Mi sto convincendo  che contro questa brutta bestia fino a quando non si deciderà di votare sia necessario aggiornare le strategie. Bisognerebbe, ad esempio, organizzare un contro-power share vale a dire un accordo politico tra tutti i soggetti della sanità al fine di sottoscrivere una “mozione di sfiducia” nei confronti del “non fare” quindi del suo spiccato conservatorismo che sta uccidendo la sanità pubblica, sulla quale raccogliere centinaia di migliaia di firme creando una mobilitazione di massa.

Bisognerebbe sfidare le politiche di negazione del governo cioè il non progetto con il progetto. Per esempio il governo si è dichiarato disponibile a trattare le parti normative dei contratti anche se a costo zero. Bene. Per quanto sia un errore separare valori da valori, si prepari una piattaforma che ridefinisca il lavoro, chi lavora, i modi organizzativi, le prassi, i contesti aziendali, le forme retributive e contrattuali, gli statuti giuridici.

Se si resta nelle logiche dei vecchi contratti a lavoro invariante i contratti saranno solo crescita di spesa e la normativa si ridurrà ai soliti istituti contrattuali.

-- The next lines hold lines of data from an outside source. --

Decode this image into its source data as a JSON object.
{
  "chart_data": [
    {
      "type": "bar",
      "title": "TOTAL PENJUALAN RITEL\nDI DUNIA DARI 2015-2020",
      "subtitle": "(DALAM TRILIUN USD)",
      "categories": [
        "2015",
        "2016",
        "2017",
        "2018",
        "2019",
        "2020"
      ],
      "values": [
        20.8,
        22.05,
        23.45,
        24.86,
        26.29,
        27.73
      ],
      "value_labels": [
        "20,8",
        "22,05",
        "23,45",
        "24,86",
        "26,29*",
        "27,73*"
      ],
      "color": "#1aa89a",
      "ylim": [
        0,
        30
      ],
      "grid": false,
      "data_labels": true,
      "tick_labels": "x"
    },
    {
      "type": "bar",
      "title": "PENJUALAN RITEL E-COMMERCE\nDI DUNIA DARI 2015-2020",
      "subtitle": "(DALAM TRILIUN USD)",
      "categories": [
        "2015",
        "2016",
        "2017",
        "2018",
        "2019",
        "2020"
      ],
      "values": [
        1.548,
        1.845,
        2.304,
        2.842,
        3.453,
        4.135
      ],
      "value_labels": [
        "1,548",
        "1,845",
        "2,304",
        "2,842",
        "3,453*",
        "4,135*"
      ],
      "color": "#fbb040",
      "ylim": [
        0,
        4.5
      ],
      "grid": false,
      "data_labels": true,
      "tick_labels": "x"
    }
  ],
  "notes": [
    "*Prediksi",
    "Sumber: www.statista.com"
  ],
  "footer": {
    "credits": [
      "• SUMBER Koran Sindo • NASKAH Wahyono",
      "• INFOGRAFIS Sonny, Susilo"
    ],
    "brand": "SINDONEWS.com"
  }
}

Quanto alle retribuzioni, si possono accettare le difficoltà congiunturali, ma non senza contropartite, quindi si potrebbero definire dei crediti, dei meccanismi di retroattività, concordare soluzioni diluite nel tempo…senza rinunciare in nessun modo a separare il valore economico dal valore normativo, introducendo laddove necessario persino nuove forme retributive. Non si può pensare di cambiare il lavoro senza un plus valore e non si può pensare di produrre del plus valore senza retribuirlo.

Al consociativismo si risponde con il riformismo. Se il  consociativismo serve a gestire i conflitti  il riformismo serve a restituire all’idea di cambiamento tutta  la sua conflittualità progettuale. Il presupposto come si capirà, è disporre di  una piattaforma per cambiare. Secondo me è possibile, le idee ci sono, bisogna  metterle insieme..elaborarle meglio…arricchirle e disporle in ordine lungo una linea inequivocabilmente  riformatrice. Ci vuole qualcuno che però prenda l’iniziativa. Se restiamo a bagno della logica consociativa  ci ridurranno a niente e finiremo con il perdere la fiducia  dei malati e della nostra gente.